Я просматривал документацию по полям и другие пакеты маржинальных эффектов, но не смог найтичто-то, что проверяет разницу.
data("mtcars")
mod<-lm(mpg~as.factor(am)*disp,data=mtcars)
(marg<-margins(model = mod,at = list(am = c("0","1"))))
at(am) disp am1
0 -0.02758 0.4518
1 -0.05904 0.4518
summary(marg)
factor am AME SE z p lower upper
am1 1.0000 0.4518 1.3915 0.3247 0.7454 -2.2755 3.1791
am1 2.0000 0.4518 1.3915 0.3247 0.7454 -2.2755 3.1791
disp 1.0000 -0.0276 0.0062 -4.4354 0.0000 -0.0398 -0.0154
disp 2.0000 -0.0590 0.0096 -6.1353 0.0000 -0.0779 -0.0402
Я хочу создать тест, который решит, являются ли предельные эффекты в каждой строке поля значительными;то есть, что наклоны на графиках предельных эффектов различны.Похоже, что это правда, потому что доверительные интервалы не перекрываются - это указывает на то, что эффект смещения отличается для am = 0 против am = 1.
Мы обсуждаем в комментариях ниже, что мы можем проверить контрасты, используя emmeans, но это тест среднего ответа через am = 0 и am = 1.

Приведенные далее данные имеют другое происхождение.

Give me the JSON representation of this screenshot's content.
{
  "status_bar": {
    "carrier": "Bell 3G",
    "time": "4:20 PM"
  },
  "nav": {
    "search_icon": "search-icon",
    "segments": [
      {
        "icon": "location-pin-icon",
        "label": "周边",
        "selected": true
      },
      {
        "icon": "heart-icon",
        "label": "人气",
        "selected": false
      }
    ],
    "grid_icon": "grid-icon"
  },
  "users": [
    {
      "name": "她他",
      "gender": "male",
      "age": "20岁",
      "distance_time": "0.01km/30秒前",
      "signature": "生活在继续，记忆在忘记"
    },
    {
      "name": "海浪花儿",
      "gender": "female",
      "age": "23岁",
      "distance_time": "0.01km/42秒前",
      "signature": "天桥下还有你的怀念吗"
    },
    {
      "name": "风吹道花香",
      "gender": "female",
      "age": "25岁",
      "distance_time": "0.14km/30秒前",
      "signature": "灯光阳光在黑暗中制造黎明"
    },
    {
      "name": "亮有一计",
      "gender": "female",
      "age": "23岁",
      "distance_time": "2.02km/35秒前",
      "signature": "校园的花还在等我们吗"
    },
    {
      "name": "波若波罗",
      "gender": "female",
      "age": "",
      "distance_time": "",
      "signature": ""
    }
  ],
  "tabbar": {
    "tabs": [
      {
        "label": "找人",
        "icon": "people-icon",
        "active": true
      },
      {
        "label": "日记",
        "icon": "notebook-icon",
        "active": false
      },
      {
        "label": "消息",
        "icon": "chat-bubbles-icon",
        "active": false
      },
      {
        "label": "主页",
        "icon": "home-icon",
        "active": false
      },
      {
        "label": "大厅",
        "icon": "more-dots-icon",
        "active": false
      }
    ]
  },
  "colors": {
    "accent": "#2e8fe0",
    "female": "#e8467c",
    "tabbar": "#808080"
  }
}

emm<-emmeans(mod,~ as.factor(am)*disp)
emm
am disp emmean SE df lower.CL upper.CL
0 231 18.8 0.763 28 17.2 20.4
1 231 19.2 1.164 28 16.9 21.6
cont<-contrast(emm,list(`(0-1)`=c(1,-1)))
cont
contrast estimate SE df t.ratio p.value
(0-1) -0.452 1.39 28 -0.325 0.7479
Здесь p-значение большое, что указывает на то, что средний ответ, когда am = 0, существенно не отличается от того, когда am= 1.
Разумно ли это делать (например, проверять разницу двух средних)?
smarg<-summary(marg)
(z=as.numeric((smarg$AME[3]-smarg$AME[4])/sqrt(smarg$SE[3]^2+smarg$SE[4]^2)))
[1] 2.745
2*pnorm(-abs(z))
[1] 0.006044
Это значение p, по-видимому, согласуется с анализом непересекающихся доверительных интервалов.